I don’t want this blog to become a place for me to mope and be sad with everything that is happening; because who wants to read that but also Robin wouldn’t want that for me. It won’t change what’s happened and it also will benefit no one. Inevitably there will be moments where I am honest with how we are doing because there’s no point writing a blog about family life if I’m not being real about our experiences. I’m sorry if people find it hard to read but it’s definitely a lot harder to live it. We don’t want sympathy just love, support and your amazingly kind words. Luckily we have Beatrice who brings moments of sunshine to our lives at the minute and is one of the things that is keeping us going.

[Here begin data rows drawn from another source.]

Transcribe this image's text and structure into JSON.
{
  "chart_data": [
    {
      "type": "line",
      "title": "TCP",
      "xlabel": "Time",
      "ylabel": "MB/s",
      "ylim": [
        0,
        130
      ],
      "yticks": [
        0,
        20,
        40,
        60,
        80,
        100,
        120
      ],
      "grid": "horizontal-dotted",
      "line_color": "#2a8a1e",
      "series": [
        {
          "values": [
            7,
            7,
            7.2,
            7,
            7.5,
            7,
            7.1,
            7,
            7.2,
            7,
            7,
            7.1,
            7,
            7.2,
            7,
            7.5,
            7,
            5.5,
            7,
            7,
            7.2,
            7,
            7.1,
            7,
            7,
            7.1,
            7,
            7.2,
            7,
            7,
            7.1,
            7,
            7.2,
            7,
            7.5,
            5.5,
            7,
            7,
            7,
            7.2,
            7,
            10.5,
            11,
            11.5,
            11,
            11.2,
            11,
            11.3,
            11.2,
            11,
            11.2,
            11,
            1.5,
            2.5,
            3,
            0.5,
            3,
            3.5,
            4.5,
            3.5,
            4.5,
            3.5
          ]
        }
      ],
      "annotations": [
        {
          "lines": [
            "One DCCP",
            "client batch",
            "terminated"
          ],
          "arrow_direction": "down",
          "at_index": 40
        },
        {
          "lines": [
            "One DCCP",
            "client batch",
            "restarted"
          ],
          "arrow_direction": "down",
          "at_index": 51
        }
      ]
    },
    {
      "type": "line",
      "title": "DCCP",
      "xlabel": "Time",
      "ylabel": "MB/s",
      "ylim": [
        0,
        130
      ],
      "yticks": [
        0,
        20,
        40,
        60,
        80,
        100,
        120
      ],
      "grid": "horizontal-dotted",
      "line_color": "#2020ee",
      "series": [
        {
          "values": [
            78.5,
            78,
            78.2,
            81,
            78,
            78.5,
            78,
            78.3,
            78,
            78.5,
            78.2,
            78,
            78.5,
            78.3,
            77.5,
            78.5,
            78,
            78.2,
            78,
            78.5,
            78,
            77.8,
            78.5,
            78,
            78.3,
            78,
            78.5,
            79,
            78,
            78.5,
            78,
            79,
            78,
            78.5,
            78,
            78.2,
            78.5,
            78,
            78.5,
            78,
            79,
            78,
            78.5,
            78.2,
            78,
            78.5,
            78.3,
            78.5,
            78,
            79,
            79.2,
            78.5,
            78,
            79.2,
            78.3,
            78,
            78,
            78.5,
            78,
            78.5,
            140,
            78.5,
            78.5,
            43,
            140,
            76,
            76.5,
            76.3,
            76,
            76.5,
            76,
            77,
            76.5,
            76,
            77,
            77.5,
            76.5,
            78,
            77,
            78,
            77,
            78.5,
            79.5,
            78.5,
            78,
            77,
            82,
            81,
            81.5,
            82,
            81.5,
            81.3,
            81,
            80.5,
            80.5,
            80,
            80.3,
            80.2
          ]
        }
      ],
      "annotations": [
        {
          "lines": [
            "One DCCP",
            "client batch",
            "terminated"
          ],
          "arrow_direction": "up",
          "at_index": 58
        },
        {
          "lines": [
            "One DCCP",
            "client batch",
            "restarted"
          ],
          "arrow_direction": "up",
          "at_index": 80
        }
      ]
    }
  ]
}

The amazing support from friends, family and even people we’ve don’t know has been amazing. Shared stories of their own losses, a listening ear, food, tears alongside ours and so many little gifts to get us through. Thank you so much to everyone who has supported us. We love you all.
It has been a rollercoaster this last week. I have days of complete numbness when I have nothing left and then I feel guilty for not crying. I have other days of being an emotional wreck and some days I can seem normal but something will just trigger a waterfall. These are all normal parts of grief but that makes it no less difficult.
Beatrice has been a joy to have with us. We hug her that little bit tighter (which only makes her shout at us) and maybe spoil her just a little bit at the moment. She brings sunshine to our lives, she truly is what her name means, ‘bringer of joy’. But my ability to deal with her bad moments has diminished. She loves to just shout at the minute and scream and not only is it headache inducing but I find myself begging her to stop without fully engaging with her. She’s probably playing off our emotions but when you know she can say please and show you what she wants it is difficult to manage. I feel bad but I know it’s a phase and she’ll have us back fully engaged as we work through this difficult time.
She brought much laughter yesterday when Ian decided to use the count to 3 parenting method. It had no effect on her speed of descending the stairs whatsoever (she was too busy chatting, yes she’s like me) but it did result in her counting to 3 with Ian. Which I’m sure would infuriate an angry parent but was the cutest thing I’ve heard. You can’t help but have that melt your heart. It definitely makes up for the tantrums. I look forward to many more moments like that.